Immune therapies based on direct injection of GMP- quality stabilised messenger RNA

F. von der Mülbe1, S. Soltwedel1, J.-P. Carralot1,3, B. Scheel1, R. Teuffel1, B. Weide2, K. Garbe2, T. Ketterer1, G. Jung1, H.-G. Rammensee3, I. Hörr1 and Steve Pascolo1

1-CureVac the RNA people GmbH, Tübingen, Germany, 2-Hautklinik, Tübingen, Germany, 3-Institut for Cell Biology, Tübingen, Germany

e-mail: sp@curevac.de

We showed that direct injection in mice of ß-globin stabilised messenger RNA (ßg-mRNA) either naked or associated to the cationic peptide protamine triggers an immune response against the antigen encoded by the ßg-mRNA (Hörr et al, EJI, 2000). Towards the characterisation and improvement of the ßg-mRNA-based vaccination we found that the injection of naked or protamine-protected RNA triggers a Th2 type of response. When GM-CSF is used as an adjuvant, it can shift the ßg-mRNA-induced immune response towards a Th1 type of response. Besides, studying the intrinsic adjuvant capacities of RNA, we discovered that protected RNA (protamine-associated or containing a phosphorothioate backbone) is a very powerful danger signal that can activate through Toll Like Receptor several cell types including mouse and human dendritic cells.

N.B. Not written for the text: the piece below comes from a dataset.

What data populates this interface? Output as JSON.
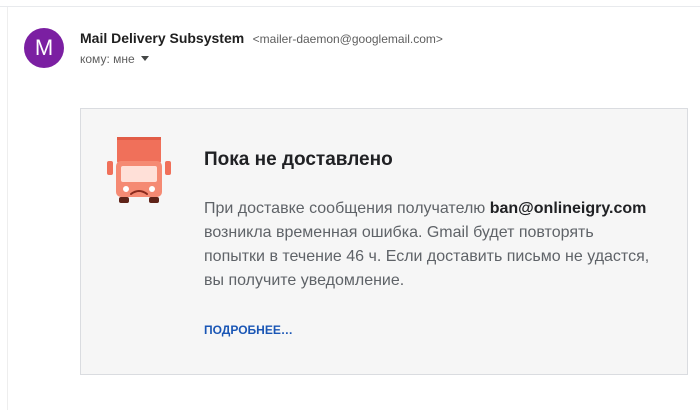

We also show that such a new danger signal is efficient as an anti-tumour treatment when injected directly intra-tumour in mice. In order to transfer these ßg-mRNA-based vaccination and anti-tumor treatments from pre-clinical to clinical applications (in human) we established the method and the facilities necessary to produce mRNA under GMP (Good Manufacturing Practice) conditions. The whole process starts from fermentation and goes through in vitro transcription before chromatography purification (according to the mRNA size) and packaging. We will present our pre-clinical data in mice, the GMP production process and the preliminary results of the ongoing clinical trials where direct injection of ßg-mRNA are used for anti-tumour therapies.